Acho que uma influência que a Piolin teve foi a formatação desse tipo de aparelho para trabalhar com criança carente. Porque hoje em dia tem uma série de escolas assim. Depois da Piolin, veio a Alda Marco Antônio e começou a fazer esses aparelhos e hoje em dia tem uma série de escolas de circo que trabalham com criança carente e que tem o mesmo modelo da Piolin. Para a história da cena a Piolin só apresentou o circo para as pessoas de teatro, mas ninguém dentro da Piolin tinha a capacidade intelectual pra montar um teatro circo lá, eles lá ensinavam circo, era circo mesmo, você aprendia circo, ninguém falava uma poesia em cima de um trapézio.

A maioria dos professores já foi embora. Quem está ai? Amercy está aí, o Roger está aí com oitenta e poucos anos. A maior parte do pessoal já foi embora. A Zoraide. A Estercita… Não sei se a Zoraide está viva não, ela era bem coroa na época. Pra você ter uma idéia do que foi a Academia Piolin, por exemplo, está falando com você aqui um acadêmico, não sou mais do que ninguém por causa disso, e trabalha ao meu lado um parceiro [Ivair, o Palhaço Elétrico] que aprendeu tudo na rua, aprendeu tudo no picadeiro, nunca leu nada sobre a história do circo nem do teatro nem nada e também foi aluno de lá. O Palhaço Elétrico. Ele aprendeu tudo na raça, e hoje em dia estamos juntos. Eu sou meio xarope por natureza e ele é mais xarope ainda!

É compreensível que algum professor da Piolin se incomode com a situação das escolas de circo atualmente. Nesse ponto eles podem tem toda a razão. Pois o circense purista, que representa o que o circo tem de mais tradicional… A Amercy, digamos, que é daquele circão mesmo, daquele circão tradicional. Foi criada ali. Ela defende o circo. Por isso que ela batia muito de frente com um monte de gente da Piolin, como eu falei para você, eu não vou dizer que ela estava certa nem errada. É o ponto de vista dela, e dentro do ponto de vista dela, ela tem razão. E tem muita gente que mal sabe e está ensinando, e por esse lado a Amercy está certa, uma crítica assim é contundente. Acho que é contundente mesmo. Eu acho que teve uma certa banalização, todo mundo se diz malabarista. Hoje em dia tem malabarista que cobra mil dólares e tem malabarista que cobra cinqüenta reais, nisso confundiu mesmo, dividiu o mercado. Essa formação ou essa deformação de novos circenses atrapalhou muito o mercado do circo…
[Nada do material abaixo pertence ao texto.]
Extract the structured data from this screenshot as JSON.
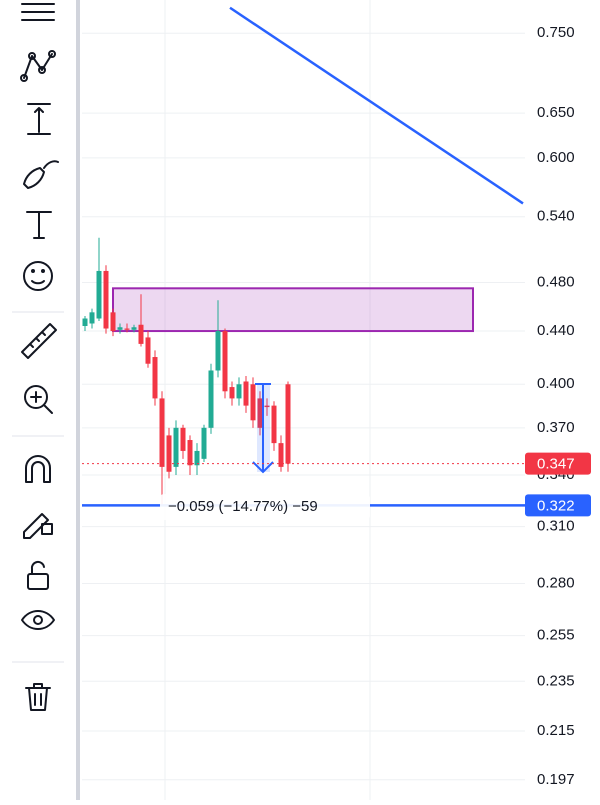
{
  "chart_data": {
    "type": "candlestick",
    "log_scale": true,
    "ylim": [
      0.19,
      0.796
    ],
    "yticks": [
      {
        "value": 0.75,
        "label": "0.750"
      },
      {
        "value": 0.65,
        "label": "0.650"
      },
      {
        "value": 0.6,
        "label": "0.600"
      },
      {
        "value": 0.54,
        "label": "0.540"
      },
      {
        "value": 0.48,
        "label": "0.480"
      },
      {
        "value": 0.44,
        "label": "0.440"
      },
      {
        "value": 0.4,
        "label": "0.400"
      },
      {
        "value": 0.37,
        "label": "0.370"
      },
      {
        "value": 0.34,
        "label": "0.340"
      },
      {
        "value": 0.31,
        "label": "0.310"
      },
      {
        "value": 0.28,
        "label": "0.280"
      },
      {
        "value": 0.255,
        "label": "0.255"
      },
      {
        "value": 0.235,
        "label": "0.235"
      },
      {
        "value": 0.215,
        "label": "0.215"
      },
      {
        "value": 0.197,
        "label": "0.197"
      }
    ],
    "grid": true,
    "up_color": "#22ab94",
    "down_color": "#f23645",
    "open": [
      0.444,
      0.446,
      0.45,
      0.49,
      0.455,
      0.441,
      0.442,
      0.441,
      0.445,
      0.435,
      0.42,
      0.39,
      0.365,
      0.345,
      0.37,
      0.362,
      0.346,
      0.35,
      0.37,
      0.41,
      0.44,
      0.398,
      0.39,
      0.402,
      0.4,
      0.39,
      0.385,
      0.385,
      0.36,
      0.4
    ],
    "high": [
      0.452,
      0.458,
      0.52,
      0.495,
      0.458,
      0.446,
      0.446,
      0.445,
      0.47,
      0.44,
      0.425,
      0.395,
      0.37,
      0.375,
      0.372,
      0.365,
      0.36,
      0.372,
      0.415,
      0.465,
      0.442,
      0.402,
      0.405,
      0.406,
      0.405,
      0.395,
      0.39,
      0.388,
      0.365,
      0.402
    ],
    "low": [
      0.44,
      0.442,
      0.448,
      0.438,
      0.436,
      0.438,
      0.439,
      0.439,
      0.428,
      0.412,
      0.385,
      0.322,
      0.338,
      0.34,
      0.35,
      0.34,
      0.34,
      0.348,
      0.366,
      0.405,
      0.39,
      0.385,
      0.385,
      0.38,
      0.37,
      0.365,
      0.378,
      0.355,
      0.342,
      0.342
    ],
    "close": [
      0.45,
      0.455,
      0.49,
      0.442,
      0.44,
      0.443,
      0.441,
      0.443,
      0.43,
      0.415,
      0.39,
      0.345,
      0.342,
      0.37,
      0.355,
      0.346,
      0.355,
      0.37,
      0.41,
      0.44,
      0.395,
      0.39,
      0.4,
      0.385,
      0.375,
      0.37,
      0.384,
      0.36,
      0.345,
      0.347
    ],
    "zone": [
      0.44,
      0.475
    ],
    "zone_color": "#9c27b0",
    "trendline": [
      0.785,
      0.553
    ],
    "trendline_color": "#2962ff",
    "current_price": 0.347,
    "current_price_color": "#f23645",
    "level_price": 0.322,
    "level_color": "#2962ff",
    "measure_label": "−0.059 (−14.77%) −59"
  }
}
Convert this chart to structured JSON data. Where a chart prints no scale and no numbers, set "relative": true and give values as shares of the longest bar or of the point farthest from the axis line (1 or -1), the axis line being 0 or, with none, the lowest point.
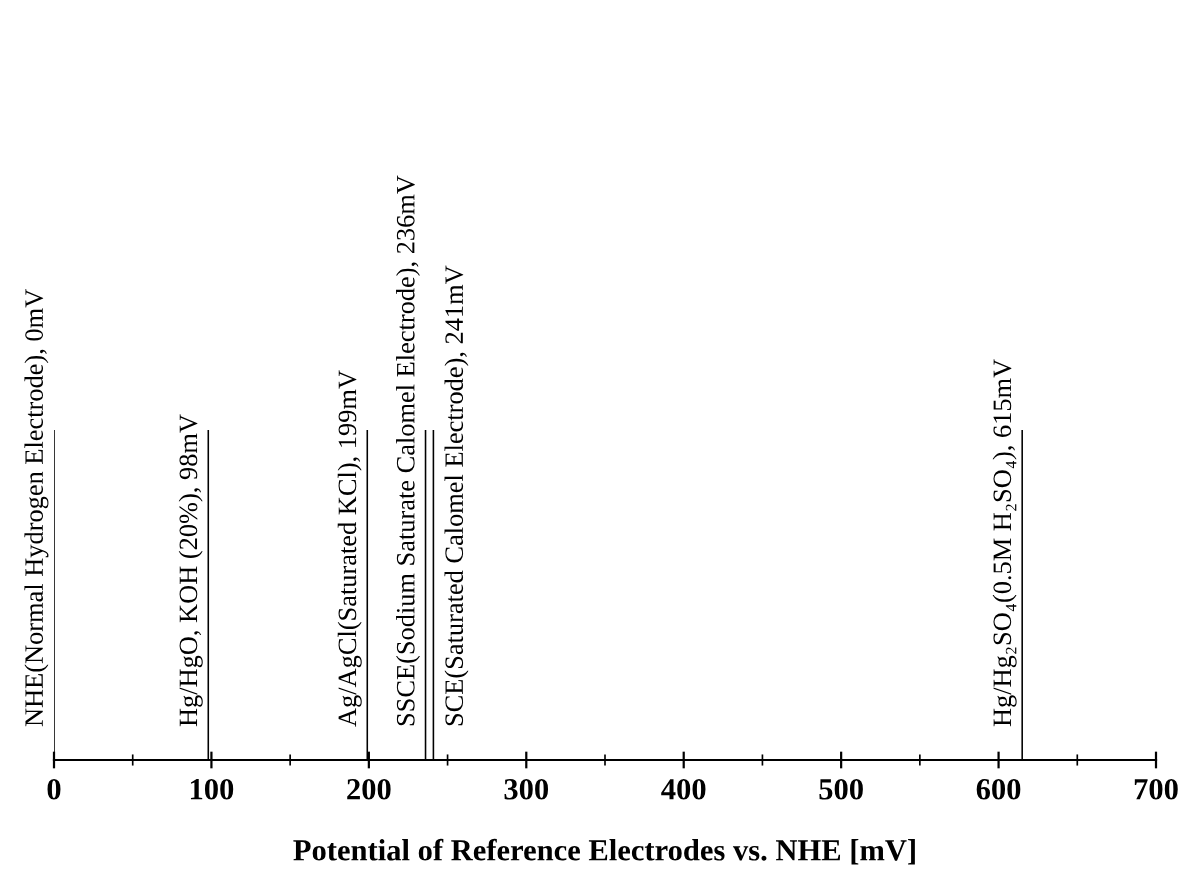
{
  "chart_data": {
    "type": "bar",
    "xlabel": "Potential of Reference Electrodes vs. NHE [mV]",
    "xlim": [
      0,
      700
    ],
    "xticks": [
      0,
      100,
      200,
      300,
      400,
      500,
      600,
      700
    ],
    "x": [
      0,
      98,
      199,
      236,
      241,
      615
    ],
    "values": [
      1,
      1,
      1,
      1,
      1,
      1
    ],
    "relative": true,
    "color": "#000000",
    "annotations": [
      "NHE(Normal Hydrogen Electrode), 0mV",
      "Hg/HgO, KOH (20%), 98mV",
      "Ag/AgCl(Saturated KCl), 199mV",
      "SSCE(Sodium Saturate Calomel Electrode), 236mV",
      "SCE(Saturated Calomel Electrode), 241mV",
      "Hg/Hg₂SO₄(0.5M H₂SO₄), 615mV"
    ]
  }
}
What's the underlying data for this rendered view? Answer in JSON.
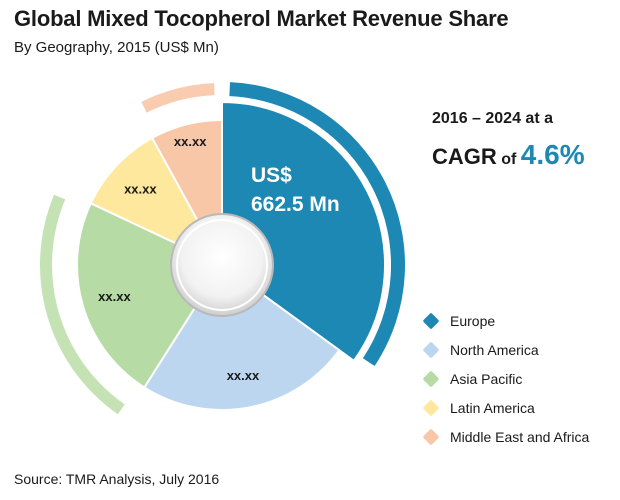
{
  "title": "Global Mixed Tocopherol Market Revenue Share",
  "subtitle": "By Geography, 2015 (US$ Mn)",
  "cagr": {
    "period": "2016 – 2024 at a",
    "prefix": "CAGR",
    "of": "of",
    "value": "4.6%"
  },
  "source": "Source: TMR Analysis, July 2016",
  "chart_data": {
    "type": "pie",
    "variant": "donut",
    "title": "Global Mixed Tocopherol Market Revenue Share",
    "subtitle": "By Geography, 2015 (US$ Mn)",
    "categories": [
      "Europe",
      "North America",
      "Asia Pacific",
      "Latin America",
      "Middle East and Africa"
    ],
    "shares": [
      35,
      24,
      23,
      10,
      8
    ],
    "slice_labels": [
      "US$ 662.5 Mn",
      "xx.xx",
      "xx.xx",
      "xx.xx",
      "xx.xx"
    ],
    "colors": [
      "#1e88b4",
      "#bcd6ef",
      "#b6dba4",
      "#fde89d",
      "#f7c7a8"
    ],
    "outer_arc_colors": [
      "#1e88b4",
      null,
      "#c4e2b4",
      null,
      "#f9ccb0"
    ],
    "legend_position": "right"
  }
}
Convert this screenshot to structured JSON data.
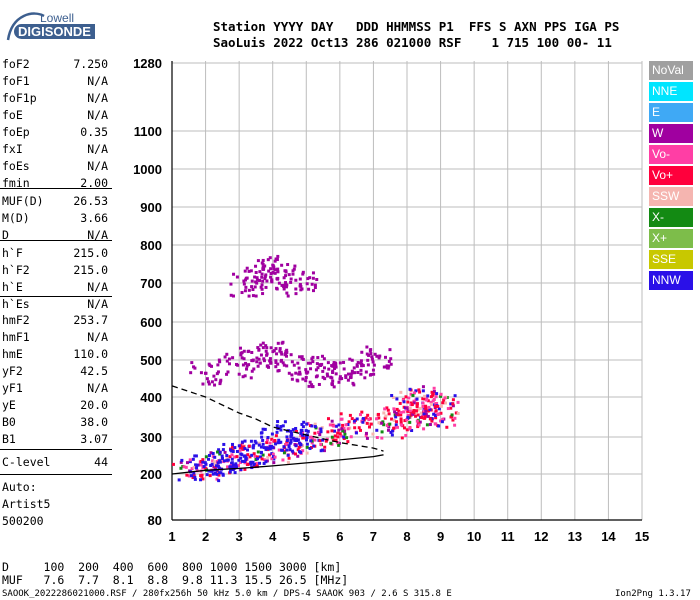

Existem outras escolas, a Escola Nacional de Circo, que é no Rio de Janeiro, formou grandes profissionais que até saíram do país. Mas por quê? Eu não sei se foi problema de gestão… Não sei, porque eu já não participava, já não estava mais lá dentro… O Marcos Frota veio da Escola Nacional, mas o Frota é aquela coisa… É da Globo, já não é o circão puro. A gente queria um circo misto. No meu caso, até hoje o circo está no meu trabalho, até hoje eu faço palhaço. O meu palhaço é bem tradicional de circo mesmo. Até hoje, dentro das minhas peças de teatro, eu uso malabares, acrobacia. Tem circo na minha peça de teatro. Mas eu não vou dizer pra você que a pessoa que vai fazer malabares ou acrobacia na minha peça de teatro tem a técnica de um circense de berço, nunca!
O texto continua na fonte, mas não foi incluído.